Some of the ways rear-end collisions can occur include:
- Distracted Driving: Driving requires constant attention. A glance at a cell phone can lead to a rear-end collision as your vehicle slams into a vehicle in front of it.
- Speeding: Excessive speed, particularly in poor conditions, can make it impossible to brake in time to avoid a rear-end collision.
- Aggressive Driving: Aggressive driving habits, such as tailgating and cutting off other vehicles, can lead to rear-end collisions.
- Intoxicated Driving: Falling asleep at the wheel and slowed reaction times can result from intoxication. Both can lead to a rear-end collision.
Other factors in rear-end collisions can include poor visibility, slick pavement, and wildlife on roads.
Establishing Liability for a Rear-End Collision
Maryland is an “at-fault” state when it comes to insurance liability. This means that the driver responsible for causing the accident must pay for the damage resulting from the accident. If they have insurance, their provider would be on the hook (up to the at-fault driver’s policy limits, of course). To establish liability, you and your lawyer will need to show that the driver was negligent.
Negligence requires four elements:
- Duty: A driver must act in a reasonably prudent manner, including observing traffic laws.
- Breach: A driver breaches the duty by driving unreasonably.
- Damage: The person filing the claim must have suffered an injury or other damage.
- Causation: The damage was caused by the driver’s breach.
In a rear-end collision, the driver of the rear vehicle is almost always at fault.
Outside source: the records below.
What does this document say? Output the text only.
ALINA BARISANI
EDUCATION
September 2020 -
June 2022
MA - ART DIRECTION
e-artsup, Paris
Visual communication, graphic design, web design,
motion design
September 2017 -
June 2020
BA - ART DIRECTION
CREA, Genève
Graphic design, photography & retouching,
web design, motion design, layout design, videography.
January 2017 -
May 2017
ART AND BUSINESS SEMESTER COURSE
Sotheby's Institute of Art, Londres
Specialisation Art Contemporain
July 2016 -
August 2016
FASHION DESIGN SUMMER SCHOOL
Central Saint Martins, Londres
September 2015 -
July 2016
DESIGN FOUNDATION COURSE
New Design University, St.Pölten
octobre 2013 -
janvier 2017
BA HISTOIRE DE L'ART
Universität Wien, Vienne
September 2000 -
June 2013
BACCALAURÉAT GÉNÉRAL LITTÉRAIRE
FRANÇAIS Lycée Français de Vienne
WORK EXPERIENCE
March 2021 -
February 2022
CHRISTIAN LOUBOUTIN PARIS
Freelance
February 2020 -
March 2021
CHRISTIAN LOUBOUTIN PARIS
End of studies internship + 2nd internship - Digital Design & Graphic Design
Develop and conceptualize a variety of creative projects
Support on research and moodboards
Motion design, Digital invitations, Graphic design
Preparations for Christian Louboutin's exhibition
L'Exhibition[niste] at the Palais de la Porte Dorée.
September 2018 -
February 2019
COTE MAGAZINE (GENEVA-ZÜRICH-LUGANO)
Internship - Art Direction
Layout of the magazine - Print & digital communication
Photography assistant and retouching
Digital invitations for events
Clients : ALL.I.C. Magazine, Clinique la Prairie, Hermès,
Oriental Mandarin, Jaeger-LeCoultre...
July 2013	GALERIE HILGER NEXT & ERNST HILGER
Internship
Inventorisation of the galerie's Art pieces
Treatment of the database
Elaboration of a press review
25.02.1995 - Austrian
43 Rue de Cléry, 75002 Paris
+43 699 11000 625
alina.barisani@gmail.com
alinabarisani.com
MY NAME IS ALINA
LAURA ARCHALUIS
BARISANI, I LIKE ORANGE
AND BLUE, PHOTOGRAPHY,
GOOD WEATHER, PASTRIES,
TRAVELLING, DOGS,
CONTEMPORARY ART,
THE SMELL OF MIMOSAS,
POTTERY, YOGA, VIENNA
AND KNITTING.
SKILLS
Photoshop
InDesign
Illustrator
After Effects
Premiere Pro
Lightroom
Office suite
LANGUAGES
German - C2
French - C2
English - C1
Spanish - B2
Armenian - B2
The driver of the rear vehicle has a responsibility to leave enough space to stop safely. Whether the cause was speeding, tailgating, or distraction, the driver of the rear vehicle usually did something to cause the accident.
If the driver of the rear vehicle was cited in the accident, the citation is powerful evidence that the driver acted negligently. In Maryland, a citation is evidence — but not conclusive evidence — that can be considered by a jury.